La fonction du service public de santé n’est  pas seulement d’améliorer la prise en charge des soins , par la santé gratuite : généralisation du tiers payant dans un premier temps et interdiction des dépassements d’honoraires, extinction du paiement à l’acte mais aussi de mettre en place une véritable politique de santé autour des axes suivants : (à détailler dans le programme santé)

 

  • Des centres de santé pluridisciplinaires dans les quartiers et entreprises, en lien avec des hôpitaux et maternités présents sur tout le territoire.
  • Leur fonction est la  prévention , l’éducation à la santé et la prise en charge du curatif. La prévention consiste à agir sur les différents facteurs de dégradation de la santé (travail, environnement, nutrition, logement) avec toutes les organisations concernées (syndicats, CHS-CT, CE, associations)
  • L’expropriation et le contrôle démocratique de l’industrie pharmaceutiques.

 

Tous les salaires de remplacement (IJ maladie, maternité, invalidité, AT/MP) doivent couvrir l’intégralité des  pertes de salaire.

La Sécurité  sociale Accident de travail et Maladies Professionnelles

 

Sa fonction n’est pas uniquement d’indemniser les victimes. Elle doit avoir de réels moyens :

 

  • de mener une politique de prévention des Accidents de Travail et Maladie Professionnelle (AT/MP) et de sanctionner les employeurs qui ne respectent pas les normes de sécurité, les mesures de préventions, les conditions de travail. .

    Un contrôle ouvrier doit être instauré en lien avec les  CHS/CT et les Comités d’Entreprise qui devront disposer de droit de veto sur les décisions des employeurs.

 

    La liste des MP devrait être étendue à des maladies non reconnues comme le stress et les pathologies liées à la souffrance au travail.

 

- de lutter pour la reconnaissance AT/MP et la fraude patronale  à grande échelle pour éviter ces déclarations .Un contrôle ouvrier en lien avec les CE et les CHS-CT doit être  également instauré

La sécurité  sociale Retraite

 

Le système de retraite doit reposer totalement sur le principe de la répartition.
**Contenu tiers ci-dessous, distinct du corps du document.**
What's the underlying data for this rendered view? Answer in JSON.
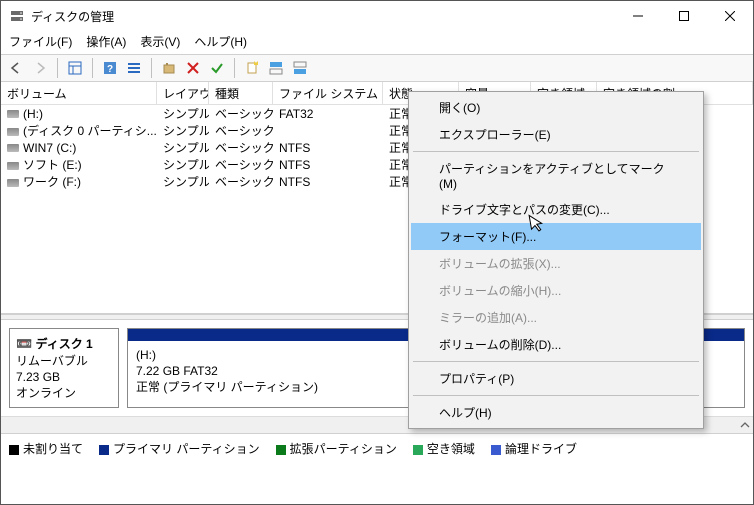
{
  "window": {
    "title": "ディスクの管理"
  },
  "menubar": {
    "file": "ファイル(F)",
    "action": "操作(A)",
    "view": "表示(V)",
    "help": "ヘルプ(H)"
  },
  "columns": {
    "volume": "ボリューム",
    "layout": "レイアウト",
    "type": "種類",
    "filesystem": "ファイル システム",
    "status": "状態",
    "capacity": "容量",
    "freespace": "空き領域",
    "freepct": "空き領域の割..."
  },
  "volumes": [
    {
      "name": "(H:)",
      "layout": "シンプル",
      "type": "ベーシック",
      "fs": "FAT32",
      "status": "正常"
    },
    {
      "name": "(ディスク 0 パーティシ...",
      "layout": "シンプル",
      "type": "ベーシック",
      "fs": "",
      "status": "正常"
    },
    {
      "name": "WIN7 (C:)",
      "layout": "シンプル",
      "type": "ベーシック",
      "fs": "NTFS",
      "status": "正常"
    },
    {
      "name": "ソフト (E:)",
      "layout": "シンプル",
      "type": "ベーシック",
      "fs": "NTFS",
      "status": "正常"
    },
    {
      "name": "ワーク (F:)",
      "layout": "シンプル",
      "type": "ベーシック",
      "fs": "NTFS",
      "status": "正常"
    }
  ],
  "context_menu": {
    "open": "開く(O)",
    "explorer": "エクスプローラー(E)",
    "mark_active": "パーティションをアクティブとしてマーク(M)",
    "change_letter": "ドライブ文字とパスの変更(C)...",
    "format": "フォーマット(F)...",
    "extend": "ボリュームの拡張(X)...",
    "shrink": "ボリュームの縮小(H)...",
    "add_mirror": "ミラーの追加(A)...",
    "delete": "ボリュームの削除(D)...",
    "properties": "プロパティ(P)",
    "help": "ヘルプ(H)"
  },
  "disk_panel": {
    "disk_label": "ディスク 1",
    "media": "リムーバブル",
    "size": "7.23 GB",
    "status": "オンライン",
    "partition": {
      "label": "(H:)",
      "detail": "7.22 GB FAT32",
      "state": "正常 (プライマリ パーティション)"
    }
  },
  "legend": {
    "unallocated": "未割り当て",
    "primary": "プライマリ パーティション",
    "extended": "拡張パーティション",
    "free": "空き領域",
    "logical": "論理ドライブ"
  },
  "colors": {
    "unallocated": "#000000",
    "primary": "#0a2a8a",
    "extended": "#0a7a1a",
    "free": "#2aa85a",
    "logical": "#3a5ad0"
  }
}
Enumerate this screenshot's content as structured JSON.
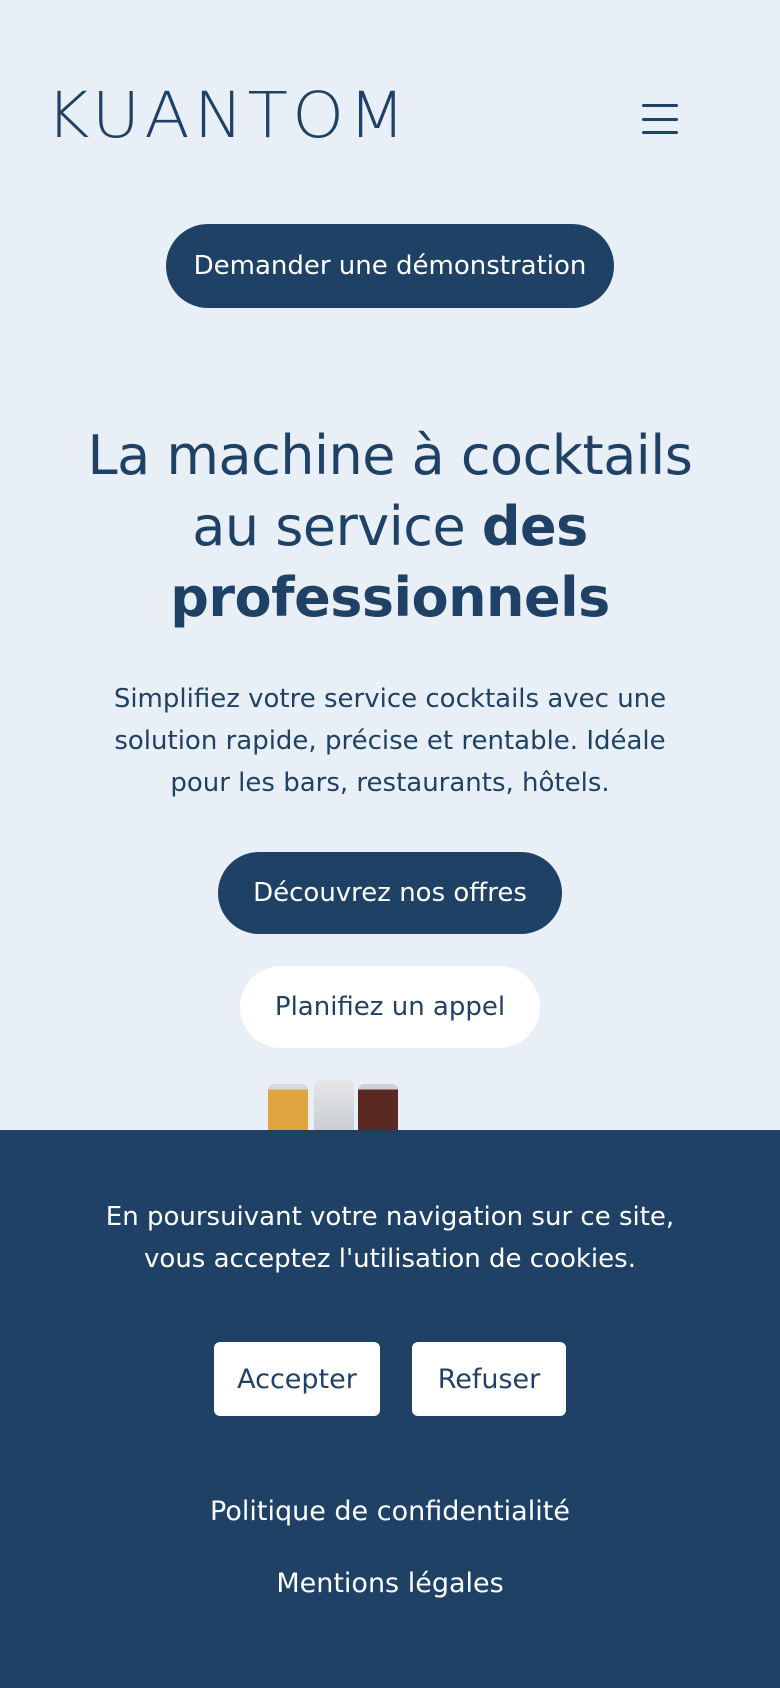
{
  "header": {
    "logo_text": "KUANTOM",
    "menu_icon": "hamburger-menu-icon"
  },
  "cta_demo_label": "Demander une démonstration",
  "hero": {
    "title_part1": "La machine à cocktails au service ",
    "title_bold": "des professionnels",
    "subtitle": "Simplifiez votre service cocktails avec une solution rapide, précise et rentable. Idéale pour les bars, restaurants, hôtels.",
    "primary_label": "Découvrez nos offres",
    "secondary_label": "Planifiez un appel"
  },
  "cookie_banner": {
    "message": "En poursuivant votre navigation sur ce site, vous acceptez l'utilisation de cookies.",
    "accept_label": "Accepter",
    "refuse_label": "Refuser",
    "privacy_link": "Politique de confidentialité",
    "legal_link": "Mentions légales"
  },
  "colors": {
    "background": "#e9eff6",
    "brand_navy": "#1f4166",
    "white": "#ffffff"
  }
}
Nous refusons que soit introduite une part quelconque de la capitalisation nous refusons de jouer à la loterie avec nos retraites.

 

Quelle part de la richesse (PIB) consacrer «au 3ème age » ?.C’est un choix de société à décider collectivement. Un des Etats parmi les plus riches a les moyens de rendre effectif la retraite à 60 ans (55 ans pour les métiers pénibles) avec maintien  du salaire net. (75%  du brut calculé sur 10 meilleures années, après 37,5 annuités et prise en compte des années de formation et d’étude après 18 ans.

 

A la suite de carrières professionnelles accidentées et mal rémunérées en raison de la  précarité et chômage, les pensions d’une part importante de la population seront très faibles. 4 nouveaux retraités sur 10 sont actuellement au minimum contributif vieillesse.. Aucune pension , aucun minimum vieillesse 12 ne doit être inférieur au SMIC.

 

La Sécu élabore avec les personnes concernées. une politique de retraite et doit bénéficier des moyens de la mettre en œuvre.

 

Nous proposons un politique en opposition avec la logique de marginalisation et d’assistance qui prévaut largement aujourd’hui.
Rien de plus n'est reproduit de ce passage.